My body is detoxing every day now, with the Folinic Acid and the B12. Heavy metals are floating all about. With my brain chemistry make up (MAO A mutation etc.) and my Progesteron defficiency I respond to the slightest imbalance.
I cry. I feel deplorable. I don’t want to live.

Which is why I am doing this slow, this healing plan.
Which is a drag because I’m impatient by nature and loose interest once I understand a thing. It’s new things to learn and puzzles to solve that keep me enthousiastic.

But here I find myself, dripping tears and heaving with misery. Grinded to a halt and no power left to move.
Best thing to do when feeling like this is ignore it, to make sure Progesterone and Valerian are on board, get the bile is flowing (take HCL or vinegar) and help the body move these toxins into the bile and out of the body.
That means: move. Get outside. Take that walk. Or take a shower.

Which is what I did. I went outside and did my walk.

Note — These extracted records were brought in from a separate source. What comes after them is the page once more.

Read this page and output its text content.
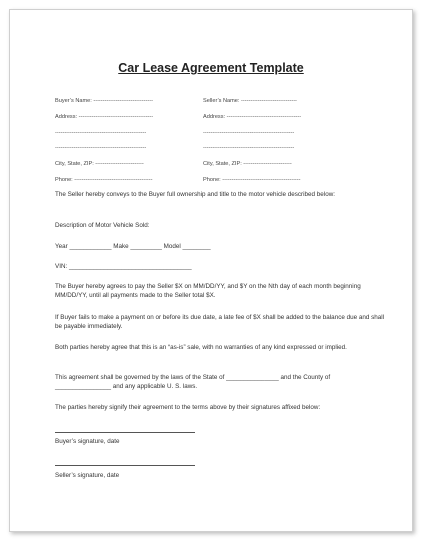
Car Lease Agreement Template
Buyer’s Name: --------------------------------	Seller’s Name: ------------------------------
Address: ----------------------------------------	Address: ----------------------------------------
-------------------------------------------------	-------------------------------------------------
-------------------------------------------------	-------------------------------------------------
City, State, ZIP: --------------------------	City, State, ZIP: --------------------------
Phone: ------------------------------------------	Phone: ------------------------------------------

The Seller hereby conveys to the Buyer full ownership and title to the motor vehicle described below:

Description of Motor Vehicle Sold:

Year ____________ Make _________ Model ________

VIN: ___________________________________

The Buyer hereby agrees to pay the Seller $X on MM/DD/YY, and $Y on the Nth day of each month beginning MM/DD/YY, until all payments made to the Seller total $X.

If Buyer fails to make a payment on or before its due date, a late fee of $X shall be added to the balance due and shall be payable immediately.

Both parties hereby agree that this is an “as-is” sale, with no warranties of any kind expressed or implied.

This agreement shall be governed by the laws of the State of _______________ and the County of ________________ and any applicable U. S. laws.

The parties hereby signify their agreement to the terms above by their signatures affixed below:

Buyer’s signature, date

Seller’s signature, date
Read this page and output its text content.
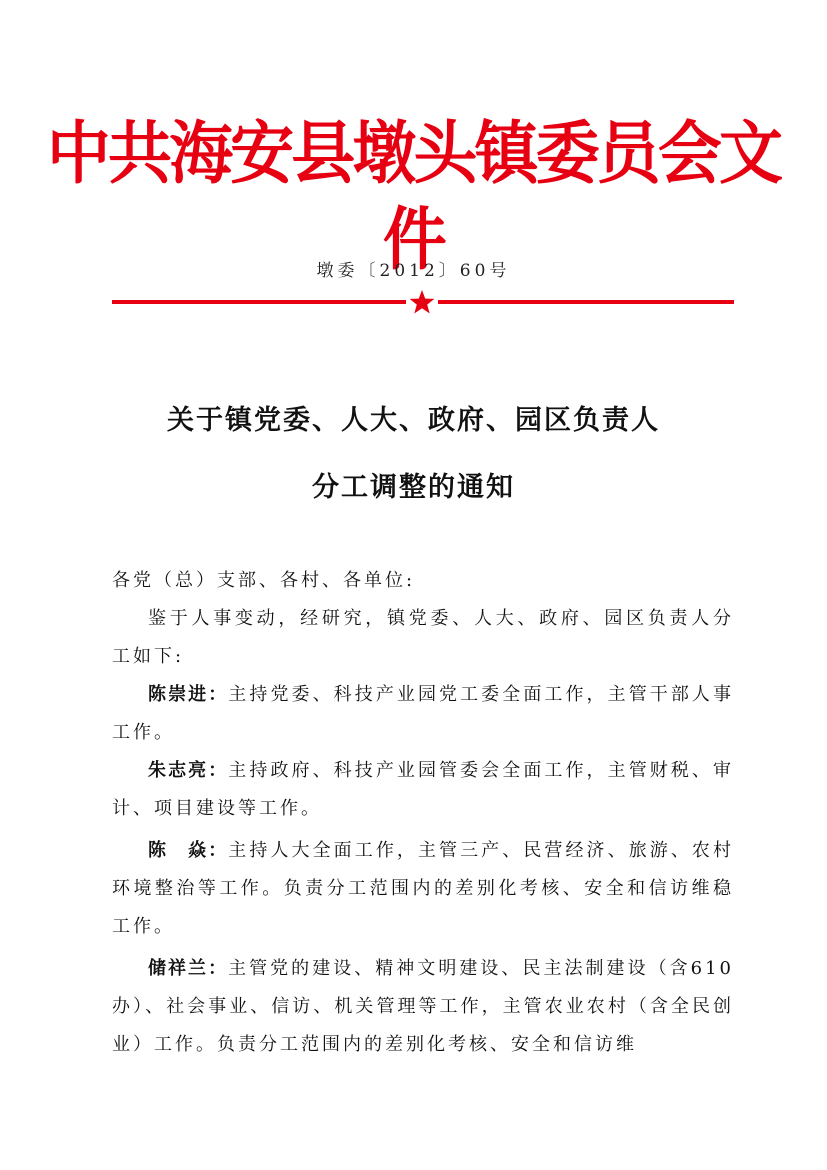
中共海安县墩头镇委员会文件
墩委〔2012〕60号
关于镇党委、人大、政府、园区负责人
分工调整的通知
各党（总）支部、各村、各单位:
鉴于人事变动，经研究，镇党委、人大、政府、园区负责人分工如下:
陈崇进：主持党委、科技产业园党工委全面工作，主管干部人事工作。
朱志亮：主持政府、科技产业园管委会全面工作，主管财税、审计、项目建设等工作。
陈　焱：主持人大全面工作，主管三产、民营经济、旅游、农村环境整治等工作。负责分工范围内的差别化考核、安全和信访维稳工作。
储祥兰：主管党的建设、精神文明建设、民主法制建设（含610办）、社会事业、信访、机关管理等工作，主管农业农村（含全民创业）工作。负责分工范围内的差别化考核、安全和信访维
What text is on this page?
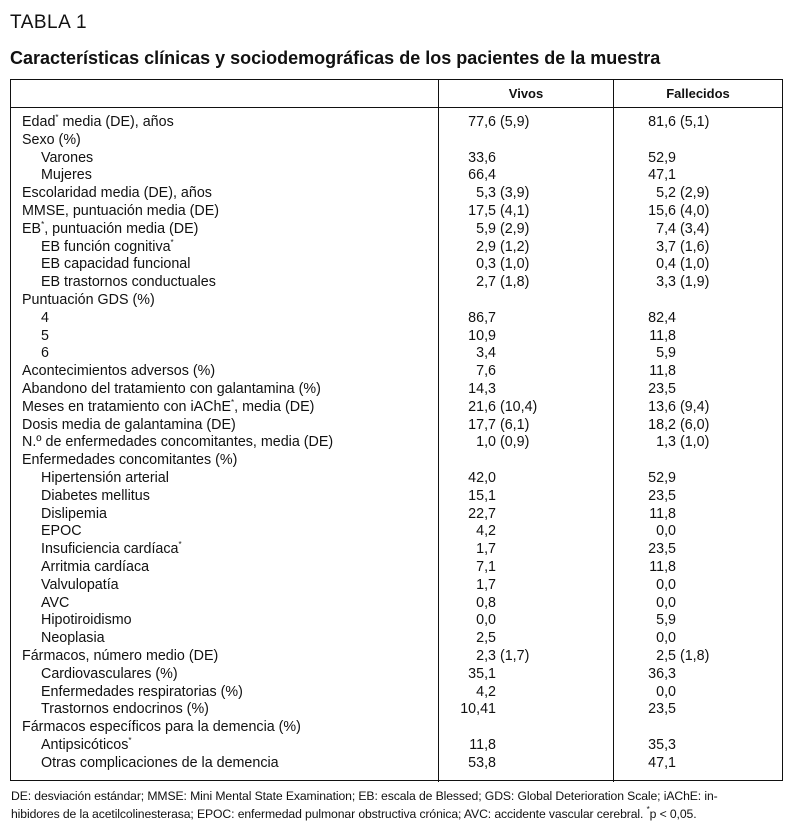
TABLA 1
Características clínicas y sociodemográficas de los pacientes de la muestra
Vivos	Fallecidos
Edad* media (DE), años	77,6 (5,9)	81,6 (5,1)
Sexo (%)
Varones	33,6	52,9
Mujeres	66,4	47,1
Escolaridad media (DE), años	5,3 (3,9)	5,2 (2,9)
MMSE, puntuación media (DE)	17,5 (4,1)	15,6 (4,0)
EB*, puntuación media (DE)	5,9 (2,9)	7,4 (3,4)
EB función cognitiva*	2,9 (1,2)	3,7 (1,6)
EB capacidad funcional	0,3 (1,0)	0,4 (1,0)
EB trastornos conductuales	2,7 (1,8)	3,3 (1,9)
Puntuación GDS (%)
4	86,7	82,4
5	10,9	11,8
6	3,4	5,9
Acontecimientos adversos (%)	7,6	11,8
Abandono del tratamiento con galantamina (%)	14,3	23,5
Meses en tratamiento con iAChE*, media (DE)	21,6 (10,4)	13,6 (9,4)
Dosis media de galantamina (DE)	17,7 (6,1)	18,2 (6,0)
N.º de enfermedades concomitantes, media (DE)	1,0 (0,9)	1,3 (1,0)
Enfermedades concomitantes (%)
Hipertensión arterial	42,0	52,9
Diabetes mellitus	15,1	23,5
Dislipemia	22,7	11,8
EPOC	4,2	0,0
Insuficiencia cardíaca*	1,7	23,5
Arritmia cardíaca	7,1	11,8
Valvulopatía	1,7	0,0
AVC	0,8	0,0
Hipotiroidismo	0,0	5,9
Neoplasia	2,5	0,0
Fármacos, número medio (DE)	2,3 (1,7)	2,5 (1,8)
Cardiovasculares (%)	35,1	36,3
Enfermedades respiratorias (%)	4,2	0,0
Trastornos endocrinos (%)	10,41	23,5
Fármacos específicos para la demencia (%)
Antipsicóticos*	11,8	35,3
Otras complicaciones de la demencia	53,8	47,1
DE: desviación estándar; MMSE: Mini Mental State Examination; EB: escala de Blessed; GDS: Global Deterioration Scale; iAChE: in-
hibidores de la acetilcolinesterasa; EPOC: enfermedad pulmonar obstructiva crónica; AVC: accidente vascular cerebral. *p < 0,05.
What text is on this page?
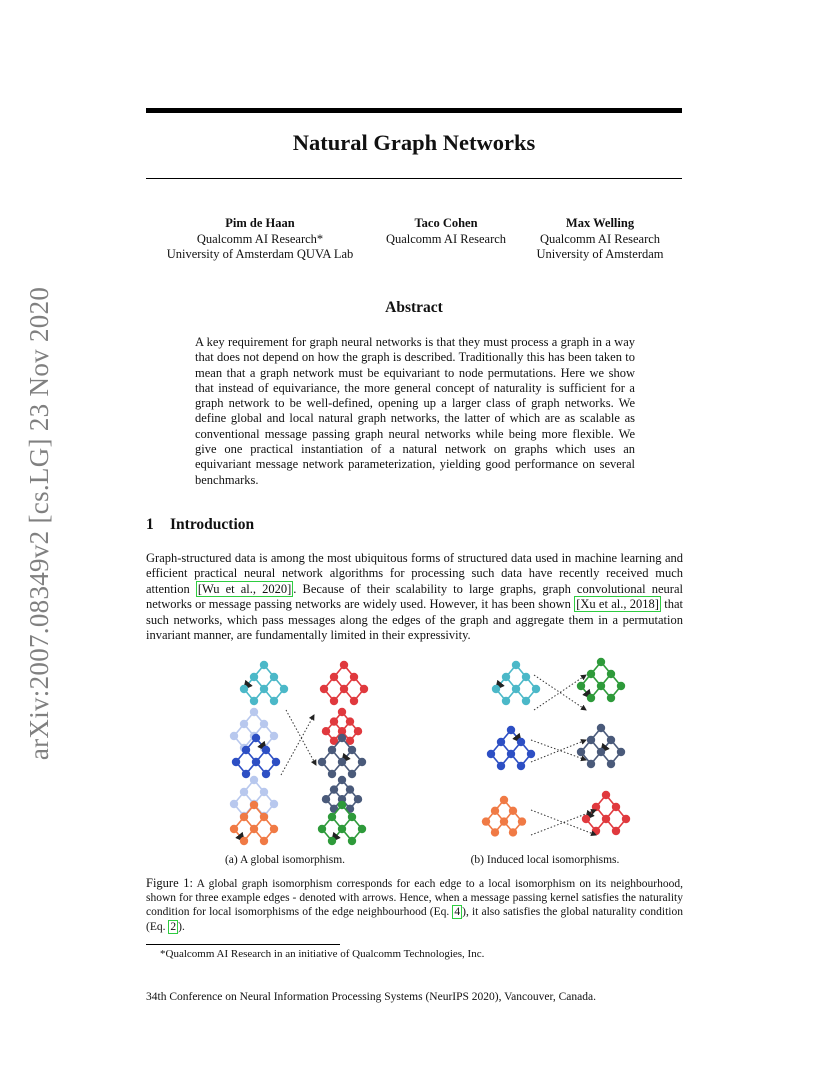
arXiv:2007.08349v2 [cs.LG] 23 Nov 2020
Natural Graph Networks
Pim de Haan
Qualcomm AI Research*
University of Amsterdam QUVA Lab
Taco Cohen
Qualcomm AI Research
Max Welling
Qualcomm AI Research
University of Amsterdam
Abstract
A key requirement for graph neural networks is that they must process a graph in a way that does not depend on how the graph is described. Traditionally this has been taken to mean that a graph network must be equivariant to node permutations. Here we show that instead of equivariance, the more general concept of naturality is sufficient for a graph network to be well-defined, opening up a larger class of graph networks. We define global and local natural graph networks, the latter of which are as scalable as conventional message passing graph neural networks while being more flexible. We give one practical instantiation of a natural network on graphs which uses an equivariant message network parameterization, yielding good performance on several benchmarks.
1 Introduction
Graph-structured data is among the most ubiquitous forms of structured data used in machine learning and efficient practical neural network algorithms for processing such data have recently received much attention [Wu et al., 2020] . Because of their scalability to large graphs, graph convolutional neural networks or message passing networks are widely used. However, it has been shown [Xu et al., 2018] that such networks, which pass messages along the edges of the graph and aggregate them in a permutation invariant manner, are fundamentally limited in their expressivity.
(a) A global isomorphism.	(b) Induced local isomorphisms.
Figure 1: A global graph isomorphism corresponds for each edge to a local isomorphism on its neighbourhood, shown for three example edges - denoted with arrows. Hence, when a message passing kernel satisfies the naturality condition for local isomorphisms of the edge neighbourhood (Eq. 4 ), it also satisfies the global naturality condition (Eq. 2 ).
*Qualcomm AI Research in an initiative of Qualcomm Technologies, Inc.
34th Conference on Neural Information Processing Systems (NeurIPS 2020), Vancouver, Canada.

I want to state publicly and clearly that going outside and taking that small walk in that state of mind is a mighty great accomplishment.
I deserve an award.

As a matter of fact, here it is:
Awesome-Award
which I totally ripped from this site and am too tired to figure out who made it and should be credited.
I’m awesome with flaws, like that.
But Chuck, Honey Badger and I don’t care, not today.

now swim, you bastards. Swim every day for five years and watch me win this fight in slow motion.
pic by katelyn thomas

PS stopping the N-A-C worked. I’m back to sleeping. I try and time the detoxing for daylight hours
Am slightly worried about too low cysteine levels. However, am banking on slow processes and full spectrum amino-acids (also known as runny egg yolks) giving the body plenty room for handling things.